The first was the lifestyle of a family living in one of the DC suburbs. My mum's old university friend lives in DC, and my parents had enlisted her to transport some goodies over to the States for Chinese New Year. That was before my sudden return to Singapore, and so the goodies had rested unclaimed in her house until now. We made contact, and received incredible hospitality, including one whole storey of the house dedicated to guest accommodations, home-cooked dinners and breakfasts, and daily lifts to and from the nearest Metro station. We really couldn't have asked for more. The most enjoyable parts were definitely the dinners we had, with Aunt CK and her husband and young son N. The young boy is 7 years younger than me, but he is already taller than I ever will be; and he was impeccably well-behaved, articulate and helpful, leaving us as guests feeling wholly inadequate to repay all of this. Aunt CK and her husband, too, were warm and open, and we easily entered into long after-dinner conversations about US and world politics, sociology, engineering, school days and American life. It was a scene right out of the pages of what I see as the American dream: a warm family, a great dinner, and pre-electronic entertainment involving the engagement of minds in real time with each other.

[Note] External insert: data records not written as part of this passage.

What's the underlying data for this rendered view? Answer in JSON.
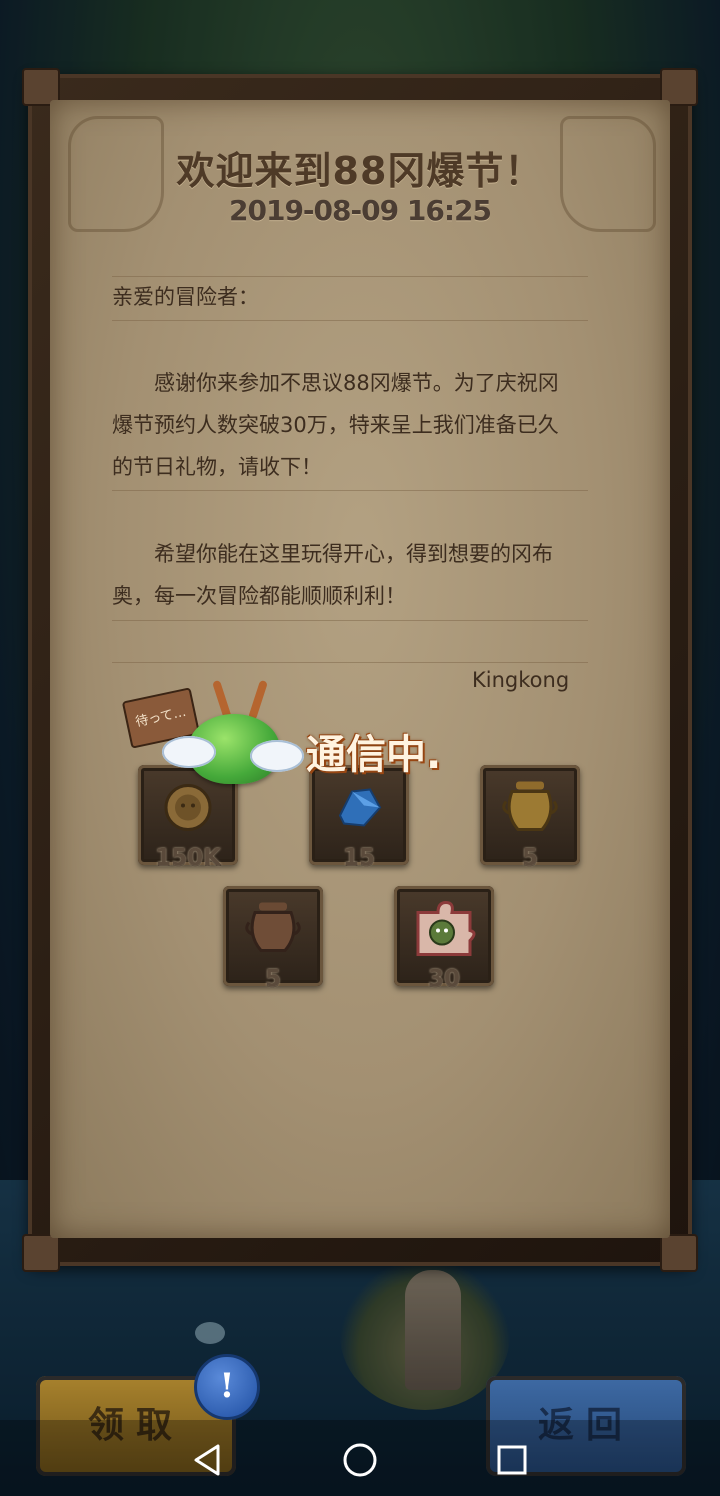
{
  "letter": {
    "title": "欢迎来到88冈爆节！",
    "date": "2019-08-09 16:25",
    "salutation": "亲爱的冒险者：",
    "paragraph1": {
      "line1": "　　感谢你来参加不思议88冈爆节。为了庆祝冈",
      "line2": "爆节预约人数突破30万，特来呈上我们准备已久",
      "line3": "的节日礼物，请收下！"
    },
    "paragraph2": {
      "line1": "　　希望你能在这里玩得开心，得到想要的冈布",
      "line2": "奥，每一次冒险都能顺顺利利！"
    },
    "signature": "Kingkong"
  },
  "loading": {
    "label": "通信中.",
    "sign_text": "待って…"
  },
  "rewards": [
    {
      "icon": "coin-icon",
      "count": "150K"
    },
    {
      "icon": "blue-crystal-icon",
      "count": "15"
    },
    {
      "icon": "gold-pot-icon",
      "count": "5"
    },
    {
      "icon": "bronze-pot-icon",
      "count": "5"
    },
    {
      "icon": "puzzle-piece-icon",
      "count": "30"
    }
  ],
  "buttons": {
    "claim": "领取",
    "back": "返回",
    "alert": "!"
  },
  "colors": {
    "claim_button": "#a8822d",
    "back_button": "#3e6aa4",
    "paper": "#a39072",
    "loading_text": "#fff3e0"
  }
}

A second aspect was, of course, monumental DC. We spent quite a lot of time wandering around the National Mall and Downtown DC, and while the buildings are ornate and impressively immense, you can't help but wonder whether they're really necessary, especially when the sheer scale of the structures force you to endure minutes of empty streets as you try to go around a single block. After all, marble in itself doesn't strike me as interesting, and the monument district seemed to me to be especially devoid of life and thus of purpose. However, when the sun came out today in the afternoon, the monuments looked much more impressive, invigorated by the play of light and colour. Against the wide blue sky, the bulk of the Washington Monument and the Lincoln Memorial became moving in their scale and what they mean to Americans and the rest of the world. And there was a nice stretch along the Potomac River connecting Georgetown with the monument district that offered such breathtaking views; though the walk took about an hour, it was well worth it, and exceedingly pleasant in its serenity, its not-too-cold temperatures and its incredible vistas.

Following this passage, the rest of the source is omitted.